I'm loving her was my biggest mistake.

And yet it was charming.

To her it just a text or random question that I would ask to her when I reach every end sem, or any time when I have random thought. To me it was a greatest act since the way her elobrate things seems sync with the depth that I want, I love her. I'm never reach her in person because the crowded would talk everything about us.

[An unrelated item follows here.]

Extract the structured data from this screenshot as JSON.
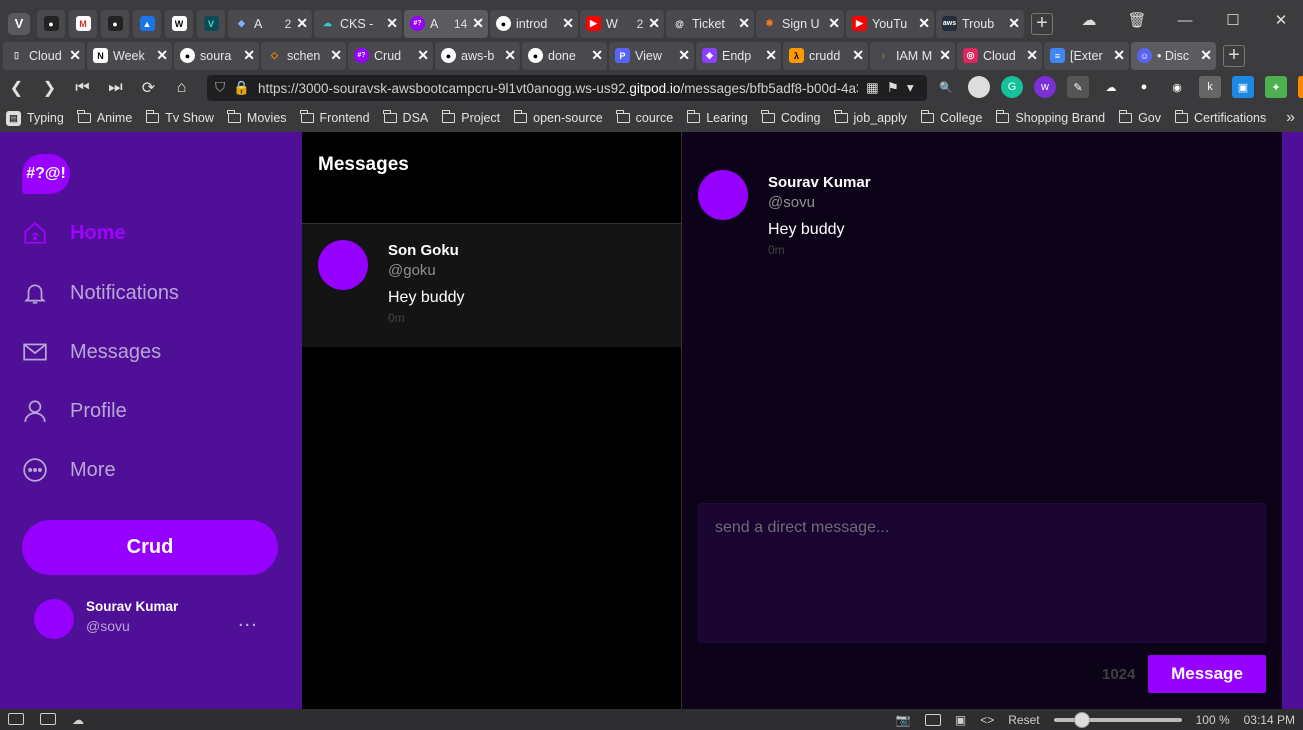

I'm never good at small talk so I reach her in any depth question. When I close my eyes it's her that in my mind. She's not the most beautiful, she also have almost same outfit that she would wear. Her stripe sweatshirt always on her list of outfit. She's also not a person who likes to wear dress, which is the one outfit I liked the most. And yet the kindness back then when I was lost still burning as if it was something worth to remember and be protected.

But-

I just realize...

It was only me that open myself to let her know me more, in the hope she would do the same, which open up herself towards me. It take me a long period of time to make her open up. Any crumb or story she tell me, make me up to the mood.

For me, it quite an honour when someone I love tell me their problem or any traumatic past, I feel like I get this trust towards her depth. But it only me who show her my depth and curiosity, she never feel the same way. The last time she said "may we crossed path" somehow make me happy and giving me hope to reach more her depth. Every single day I always walk with a hope that I can take a glimpse of her. It was useless. At certain point I feel very distant but this time with someone I love.

Even now I still have some crumbs of liking her but she don't have any. She just the best and the worst at certain time. The more I reach her, the more distant I feel .

It exhausting, to have someone not trust in you but they themselves not even put trust in us.

I loved her, for her depth and reserved but it contain a gambling content I can get any information from her by only pure luck. I exhaust with her until she made me stop drawing.